На широком лице Ивана мелькает страх.
—Босс, почему мы…— начинает он.
Движением руки Заяц заставляет его замолчать. Мясник все еще пристально смотрит на меня, ожидая ответа.
Мой рот распух от удара пистолетом, но я четко произношу свои слова:
—Твои люди изнасиловали мою сестру, когда она шла сдавать вступительный экзамен. Ей было шестнадцать. Она была хорошей девочкой — милой, доброй, невинной. Она не имела отношения к вашему миру. У вас не было причин вредить ей.
Глаза Зайца сужаются.
—Если ты хочешь возмещения…
—Нечего возмещать,— горько говорю я.— Она покончила с собой.
В бледных глазах Зайца нет ни тени сочувствия — только холодный расчет. Он взвешивает мои слова, оценивая ситуацию.
Затем он снова смотрит на Ивана.
—Это правда?— спрашивает Тимон.
Иван колеблется и облизывает пересохшие губы. На его лице читается борьба между желанием солгать и страхом перед главарем. Наконец он отвечает:
—Это не моя вина. Она…
Мясник стреляет ему прямо между глаз. Пуля исчезает в черепе Ивана, оставляя темную круглую дыру между бровей. Его глаза закатываются, и мужчина падает на колени, прежде чем рухнуть на пол.
Мысли вихрем проносятся в моей голове. Сначала я чувствую облегчение от того, что месть за Анну свершилась. Затем разочарование от того, что крючок спустил Заяц, а не я. Следом приходит понимание, что настала моя очередь умереть. И осознание того, что мне на это наплевать. Совсем.
—Спасибо,— говорю я Мяснику.
Он оглядывает меня сверху вниз, с головы до ног. Рассматривает мои рваные джинсы, грязные кроссовки, немытые волосы, мою долговязую фигуру. Вздыхает.
—Сколько тебе платят в магазине?— спрашивает Тимон.
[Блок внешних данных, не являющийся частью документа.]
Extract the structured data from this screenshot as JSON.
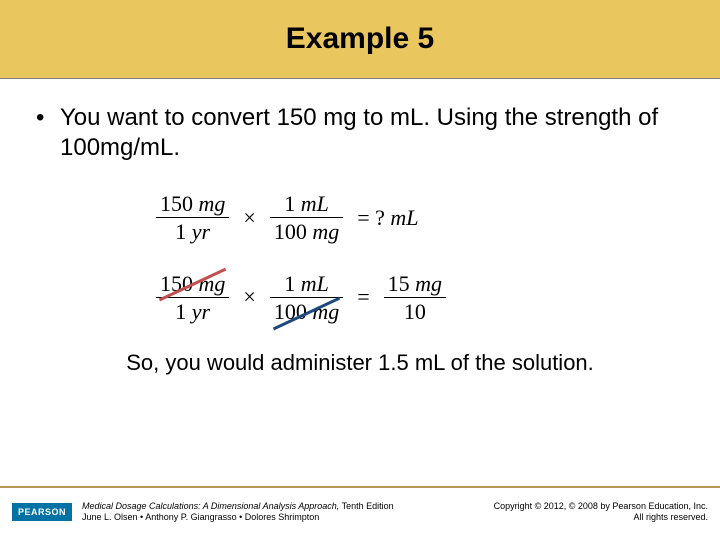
{
  "title": "Example 5",
  "bullet": "You want to convert 150 mg to mL. Using the strength of 100mg/mL.",
  "eq1": {
    "f1_num_val": "150",
    "f1_num_unit": "mg",
    "f1_den_val": "1",
    "f1_den_unit": "yr",
    "f2_num_val": "1",
    "f2_num_unit": "mL",
    "f2_den_val": "100",
    "f2_den_unit": "mg",
    "rhs": "= ?",
    "rhs_unit": "mL"
  },
  "eq2": {
    "f1_num_val": "150",
    "f1_num_unit": "mg",
    "f1_den_val": "1",
    "f1_den_unit": "yr",
    "f2_num_val": "1",
    "f2_num_unit": "mL",
    "f2_den_val": "100",
    "f2_den_unit": "mg",
    "r_num_val": "15",
    "r_num_unit": "mg",
    "r_den": "10"
  },
  "strike_colors": {
    "first": "#c0504d",
    "second": "#1f497d"
  },
  "conclusion": "So, you would administer 1.5 mL of the solution.",
  "footer": {
    "logo": "PEARSON",
    "book_title": "Medical Dosage Calculations: A Dimensional Analysis Approach,",
    "edition": " Tenth Edition",
    "authors": "June L. Olsen • Anthony P. Giangrasso • Dolores Shrimpton",
    "copyright_l1": "Copyright © 2012, © 2008 by Pearson Education, Inc.",
    "copyright_l2": "All rights reserved."
  },
  "colors": {
    "title_bg": "#eac65f",
    "footer_rule": "#b5975a",
    "logo_bg": "#0072a6"
  }
}
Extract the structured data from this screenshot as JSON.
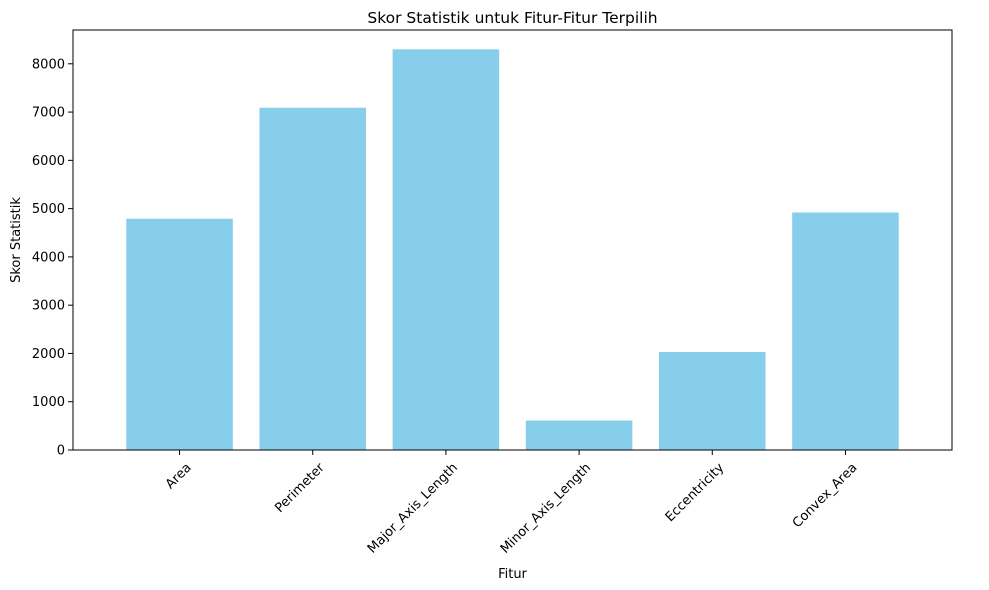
{
  "chart_data": {
    "type": "bar",
    "title": "Skor Statistik untuk Fitur-Fitur Terpilih",
    "xlabel": "Fitur",
    "ylabel": "Skor Statistik",
    "categories": [
      "Area",
      "Perimeter",
      "Major_Axis_Length",
      "Minor_Axis_Length",
      "Eccentricity",
      "Convex_Area"
    ],
    "values": [
      4790,
      7090,
      8300,
      610,
      2030,
      4920
    ],
    "ylim": [
      0,
      8700
    ],
    "yticks": [
      0,
      1000,
      2000,
      3000,
      4000,
      5000,
      6000,
      7000,
      8000
    ],
    "bar_color": "#87ceeb",
    "grid": false,
    "xtick_rotation": 45
  }
}
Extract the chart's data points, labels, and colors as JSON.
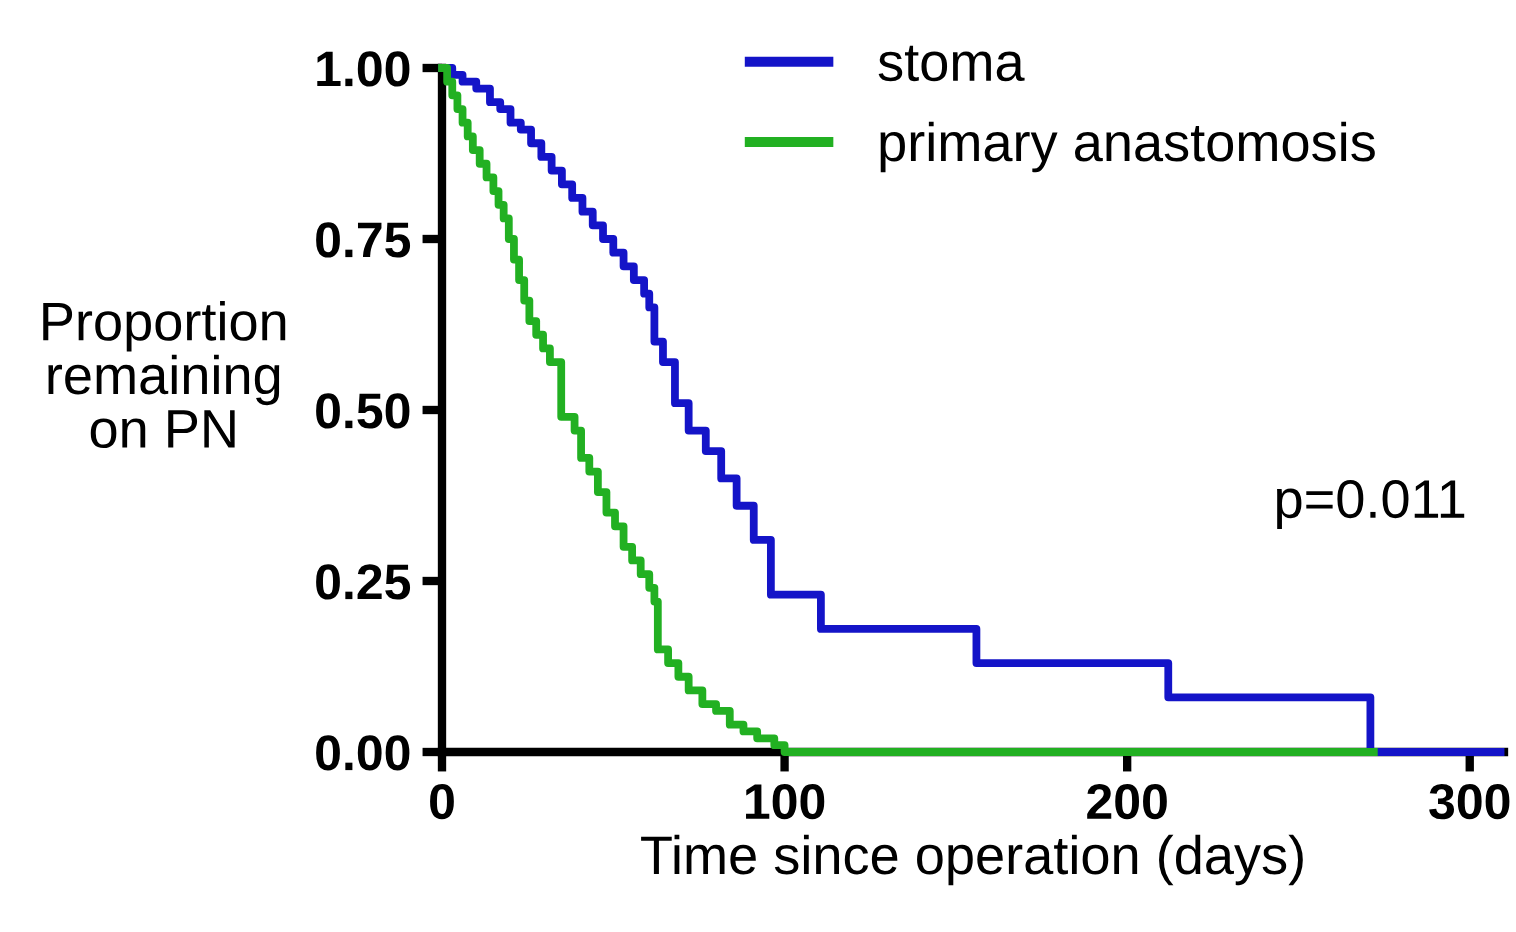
{
  "chart_data": {
    "type": "step",
    "xlabel": "Time since operation (days)",
    "ylabel": "Proportion\nremaining\non PN",
    "annotations": [
      "p=0.011"
    ],
    "series": [
      {
        "name": "stoma",
        "color": "#1414c8",
        "x": [
          0,
          3,
          6,
          10,
          14,
          17,
          20,
          23,
          26,
          29,
          32,
          35,
          38,
          41,
          44,
          47,
          50,
          53,
          56,
          59,
          60.5,
          62,
          64.5,
          68,
          72,
          77,
          81.5,
          86,
          91,
          96,
          110.6,
          156,
          212,
          271,
          309
        ],
        "values": [
          1.0,
          0.99,
          0.98,
          0.97,
          0.95,
          0.94,
          0.92,
          0.91,
          0.89,
          0.87,
          0.85,
          0.83,
          0.81,
          0.79,
          0.77,
          0.75,
          0.73,
          0.71,
          0.69,
          0.67,
          0.65,
          0.6,
          0.57,
          0.51,
          0.47,
          0.44,
          0.4,
          0.36,
          0.31,
          0.23,
          0.18,
          0.13,
          0.08,
          0.0,
          0.0
        ]
      },
      {
        "name": "primary anastomosis",
        "color": "#22b022",
        "x": [
          0,
          1.5,
          3,
          4.5,
          6,
          7.5,
          9,
          11,
          13,
          15,
          16.5,
          18,
          19.5,
          21,
          22.5,
          24,
          25.5,
          27.5,
          29.5,
          31.5,
          34.8,
          38.7,
          40.6,
          43,
          45.5,
          48,
          50.5,
          53,
          55.5,
          58,
          60.5,
          62,
          63,
          66,
          69,
          72,
          76,
          80,
          84,
          88,
          92,
          97,
          100,
          272
        ],
        "values": [
          1.0,
          0.98,
          0.96,
          0.94,
          0.92,
          0.9,
          0.88,
          0.86,
          0.84,
          0.82,
          0.8,
          0.78,
          0.75,
          0.72,
          0.69,
          0.66,
          0.63,
          0.61,
          0.59,
          0.57,
          0.49,
          0.47,
          0.43,
          0.41,
          0.38,
          0.35,
          0.33,
          0.3,
          0.28,
          0.26,
          0.24,
          0.22,
          0.15,
          0.13,
          0.11,
          0.09,
          0.07,
          0.06,
          0.04,
          0.03,
          0.02,
          0.01,
          0.0,
          0.0
        ]
      }
    ],
    "xlim": [
      0,
      310
    ],
    "xticks": [
      0,
      100,
      200,
      300
    ],
    "ylim": [
      0,
      1.0
    ],
    "yticks": [
      {
        "value": 0,
        "label": "0.00"
      },
      {
        "value": 0.25,
        "label": "0.25"
      },
      {
        "value": 0.5,
        "label": "0.50"
      },
      {
        "value": 0.75,
        "label": "0.75"
      },
      {
        "value": 1.0,
        "label": "1.00"
      }
    ],
    "legend": "top",
    "grid": false,
    "line_style": "solid"
  }
}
—Восемьсот злотых в неделю,— отвечаю я.
Он издает хриплый вздох, который можно принять за смех или что-то похожее.
—Больше ты там не работаешь,— говорит Заяц.— Теперь ты работаешь на меня. Понятно?
Вообще ничего не понятно. Но я киваю.
—Тем не менее,— мрачно продолжает он,— ты убил двоих моих людей. Это не может сойти тебе с рук.
Заяц кивает одному из своих солдат. Тот раскрывает спортивную сумку, лежащую у тела Ивана, и достает оттуда мачете длиной с мою руку. Клинок потемнел от времени, но лезвие острее бритвы. Солдат передает мачете боссу.
Мясник подходит к старому рабочему столу. Столешница расколота, и одна ножка отсутствует, но стол все еще стоит вертикально.
—Протяни руку,— велит он мне.
Его люди отпускают меня. Я волен подойти к столу. Волен положить ладонь на его поверхность, широко расставив пальцы.
Я ощущаю нереальность происходящего, словно наблюдаю за всем со стороны, в трех футах от своего тела.
Заяц поднимает тесак. Он со свистом опускает его, отсекая первую фалангу моего мизинца. Это приносит меньше боли, чем удар пистолетом. Лишь обжигает, будто я окунул кончик пальца в пламя.
Мясник подбирает кусочек плоти, который когда-то был частью моего тела. Он бросает его сверху на тело Ивана.
—Вот,— говорит Заяц.— Все долги уплачены.
Несса
Чикаго. Десять лет спустя
Я еду в студию балета «Лэйк-Сити» по улицам, густо усаженным кленами в два ряда. Ветви деревьев настолько толстые, что почти смыкаются в арку над головой. Их темно-малиновые листья опадают, образуя хрустящие сугробы в кюветах.
Я люблю осенний Чикаго. Зима здесь ужасна, но недели ослепительных красных, оранжевых и желтых красок того стоят.
Я только что навещала Аиду в ее новой квартире недалеко от Военно-морского пирса[4]. Это потрясающее место, бывшее когда-то старой церковью. На кухне до сих пор сохранились оригинальные кирпичные стены, а огромные старые деревянные балки пересекают потолок, словно китовые ребра. В спальне даже есть витражное окно, и когда мы сидели на кровати, льющийся сквозь него солнечный свет окрашивал нашу кожу в радужные оттенки.